Giuseppe Pignari (CSO Huawei Italia)
Oggi, poi, visitando il campus di Shenzhen si scopre che Huawei ha dato vita alla sua University: un luogo dove i dirigenti e gli impiegati possono essere formati per apprendere il metodo Huawei, dove persino altre aziende possono inviare i propri dipendenti per conoscere di più e scoprire qualcuno dei segreti di questa che è ormai stabilmente una multinazionale ai vertici di diversi mercati. Di nuovo, però, un passaggio importante di questa crescita fu dettato dalla fortuna: gli investimenti nella tecnologia GSM e CDMA non avevano ripagato in madrepatria, spingendo Huawei a guardare oltre i confini nazionali.

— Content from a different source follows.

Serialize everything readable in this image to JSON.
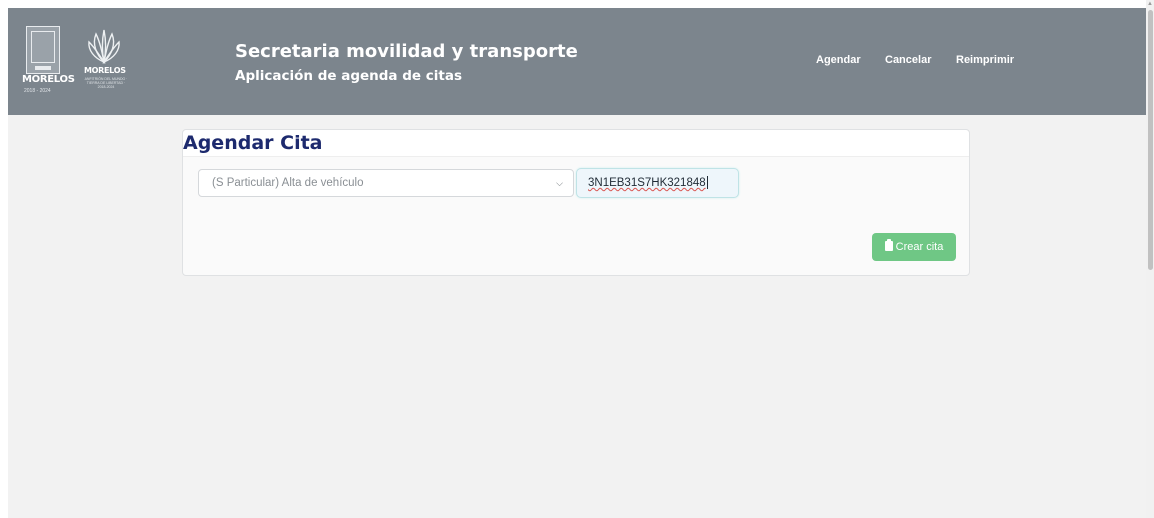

All’inizio degli anni 2000, proprio quando in Occidente scoppiava la bolla del dotcom, Huawei si affacciava al mercato europeo e nordamericano: in quest’ultimo avrebbe replicato lo stesso approccio seguito in Cina, puntando a soddisfare le esigenze delle aree rurali fino a quel punto neglette dai grandi marchi, e costruendo lo stesso tipo di rapporto di fiducia che già la legava ai clienti cinesi. Un rapporto, anche questo, che dura ancora oggi e che è legato all’attenzione di Huawei per le richieste degli operatori radicate nel mondo reale: negli anni si è impegnata a fornire ciò che serviva per migliorare la copertura, la capacità del network, a semplificare l’infrastruttura con prodotti frutto della sua R&D.
L’inizio dell’avventura smartphone
La Huawei come la conosciamo oggi è frutto di tante scelte, come quelle che abbiamo appena descritto, che l’hanno vista scommettere su una tecnologia che potesse garantire un vantaggio pratico e significativo per l’utente finale. Un tempo il cliente erano soltanto gli operatori, oggi è anche il consumatore finale che acquista i telefoni cellulari marchiati Huawei o un service provider che investe nel cloud Huawei. La frontiera oggi si chiama 5G: ed è anche in questa prospettiva che l’R&D cinese si è concentrata nello sviluppo e nella realizzazione di chip capaci di dare vita a un intenso utilizzo dell’intelligenza artificiale in tanti aspetti della nostra vita digitale.
Enrica Banti (Head of External Relations Huawei Italia) e Giuseppe Pignari (CSO Huawei Italia)
Una AI pervasiva significa avere un intero ecosistema che lavora dietro le quinte per fornire all’utente le risposte giuste al momento giusto: è ciò che oggi costituisce la base dell’impegno nel progettare chip destinati a equipaggiare smartphone e altri device che formeranno la presente e futura Internet of Things, e che costituiscono il cuore di quanto oggi e domani vuole fare Huawei anche nel software con lo sviluppo del del sistema operativo Harmony OS. Restando in Europa, e in Italia, per continuare a fare affari e per contribuire alla crescita di questa tecnologia: proprio l’Italia è particolarmente legata ai temi della manifattura intelligente e dei servizi che possono giovarsi dell’avvento del 5G, ma più in generale l’Europa non può permettersi di non salire a bordo del treno che vede l’Asia già correre in avanti verso l’adozione di questa tecnologia.